Through product differentiation, Apple has raised market demand for its services and goods. Making the product more appealing to consumers and distinctive from competing products creates this unique characteristic. Despite fierce competition in the IT market, it has persisted in driving up demand compared to the others because of well-designed products that provide it control over pricing. To stay on top of trends, it has made full use of techniques including creative advertising, product differentiation, the hype around the debut of new items, and fostering brand loyalty (Cusumano, Kahl, & Suarez, 2015, pp.559-575). By maintaining a premium price and it has artificially restricted its competitors' access to the market consumer who is willing to pay higher for its products.
Distribution Strategies of Apple Inc.
Apple distribution channel is through online stores and retail outlet which sell its product direct to the final consumers. It also resells third party products to its major direct market through employing the variety of indirect distribution channels such as value-added resellers, wholesalers, retailers, and cellular network carrier's partnerships. It retail strategy is called minimum advertised price.

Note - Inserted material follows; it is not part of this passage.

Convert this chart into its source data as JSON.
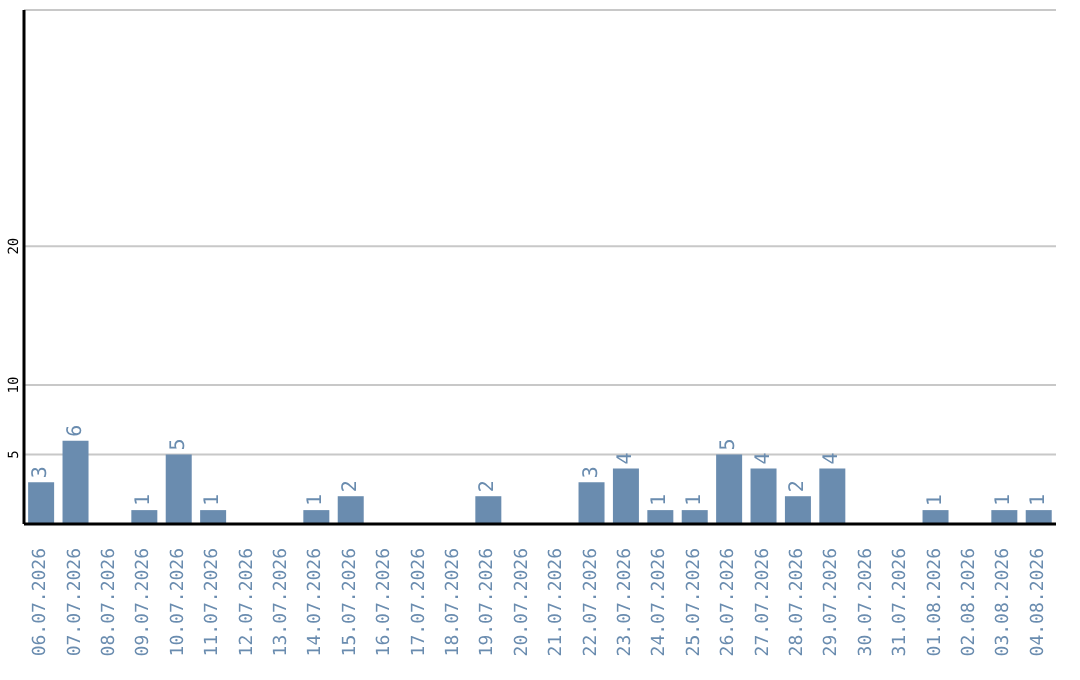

In this strategy, it has prohibition policy of advertising products from manufacturers, dealers, and resellers at a below a certain minimum price. This policy is enforced by subsiding marketing products from the manufacturer to the offered dealers (Matsui, 2016, pp. 646-657).
They offer a marginal wholesale discount to retailers like Best Buy and Walmart; this has helped them to maintain their popularity in the expensive products. The customer usually pays the price close to that of manufacturers because the percentage discount give is not enough for retailers to make the profit and make a significant marginal discount to the customers on Apple products. But still, the retailer can attract customers by over going this profit margin and offering products discounts. However, to prevent and to avoid this scenario in the market, Apple Inc. Provides monetary incentives for the retailers to be able to sellers the goods to the customers at the fixed minimum price advocated by the company. This policy usually help to prevent direct competition between retailers and Apple stores in the market, because no one has the advantage over the other as the price is the same in the market (De Stefani, 2015). This help to make and keep the whole distribution channels open and clean and still contribute to making more money from its direct sales to the customers.
Competitive Advantages
Retailer stores have given them a competitive advantage to their peers. Apple authorized retailers to have apples accessories and products, and also provides repairs and support to customers. This help to provide valuable customer services and improve retailer experience through direct interaction with the customers. This communication helps them to control their retail experience and to teach what the potential consumers what from first-hand information (Determann, & Perens, 2016).
Another competitive advantage is that Apple stores are strategically located, they are mainly in malls which help because most of the consumers are already in shopping mode thus very easy to spend to Apple products. Behavioral research done by different researchers have shown that; consumer mentality plays a significant role in any retail experience in shopping malls.
Lastly, Apple retailer's stores look and feel experience is great to the customers. They have invested on experiment slowly and strong team who are readily available to listen to customers. Customers can get repairs and support from the same place while they can still do other shopping from a convenient place. This factor helps them to save time and get quality services. Even due to direct conversation with the potential customer, they can get valuable information which can help them to plan for the future and also solve the current problems which the consumers are experiencing thus maintaining good brand image (Baldwin, (2013).
Reference
Baldwin, E. (2013). The Phenomenon SBehind the Bite: Altercasting as it Applies to Apple Technology.
Cusumano, M. A., Kahl, S. J., & Suarez, F. F. (2015). Services, industry evolution, and the competitive strategies of product firms. Strategic management journal, 36(4), 559-575.
Determann, L., & Perens, B. (2016). Open Cars.
De Stefani, S. (2015). Why did Apple change its strategy? The case of the iPhone: adoption of a new technology and trade-in programs in the context of innovation (Bachelor's thesis, Università Ca'Foscari Venezia).
Matsui, K. (2016). Asymmetric product distribution between symmetric manufacturers using dual-channel supply chains. European Journal of Operational Research, 248(2), 646-657.